Annual awards honour Indigenous businesses from across province

Above: Stz’uminus Coun. Roxanne Harris speaks at the BC Achievement Gala

Vancouver’s first Indigenous food truck and Stz’uminus First Nation’s development company were among the honorees at the 2019 B.C. Indigenous Business Awards. 

A total of sixteen businesses, entrepreneurs, partnership entities and community-owned enterprises were honoured during a gala dinner event in downtown Vancouver on Oct. 17.  

The event hosted by BC Achievement Foundation was hosted by Musqueam siblings Larissa and Wade Grant, and drew more than 650 guests from across the province. 

In one of the first awards of the night, Paul Natrall of Squamish Nation was given the Young Entrepreneur of the Year award for his business, Mr. Bannock.  

Natrall first officially launched his food truck featuring Indigenous fusion cuisine in early 2018 and has been in demand among bannock lovers across the Lower Mainland and beyond — including serving a couple of thousand people on National Indigenous Peoples Day.  

“(We’re) Vancouver’s first Indigenous food truck, so it was huge for the city, and everyone’s been enjoying Indigenous cuisine,” Natrall said while accepting his award. 

He said he has been specializing in Indigenous cuisine for about a decade and that the best thing about being an entrepreneur is being able to share his food and traditional knowledge. 

Also being honoured this year was Stz’uminus First Nation’s Coast Salish Development Corporation. 

The Ladysmith-based business was honoured in the “outstanding business achievement” category for Community-Owned Business of the Year – Two or More Entities.  

Several Stz’uminus members attended the event, and Coun. Roxanne Harris accepted the award on behalf of the community. 

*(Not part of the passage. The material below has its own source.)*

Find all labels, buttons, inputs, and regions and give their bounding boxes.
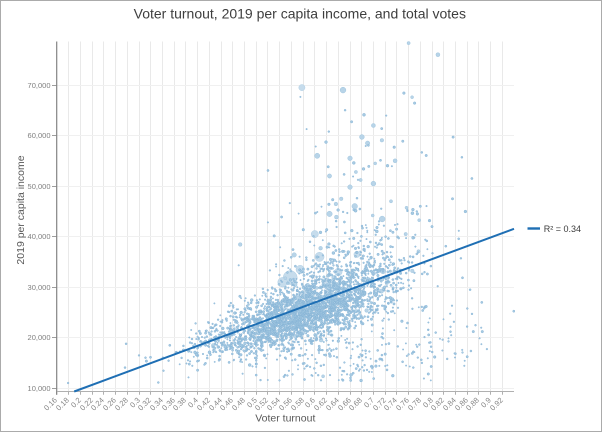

“I just want to say thank you to all of our Stz’uminus First Nation membership who believe in us, who push us forward to achieve higher, and achieve more and be the best that we can be,” Harris said. 

“We’re striving for more, we’ve set the bar high for ourselves, and … our goal is to make our nation self-sustaining through economic development.” 

The awardees of the BC Indigenous Business Award are nominated, then selected by a jury, which this year included Kim Baird, Jacob Beaton, Louis de Jaeger and Laurie Sterritt. 

BC Achievement Foundation chairwoman Anne Giardini said the awards aim to recognize enterprises that “create and expand opportunities, relationships and communities” for a prosperous future. 

“BC Achievement is particularly excited to highlight some of the many Indigenous businesses across British Columbia that foster innovation,” she said. “Integrating the practices of the past with the economies of the future.”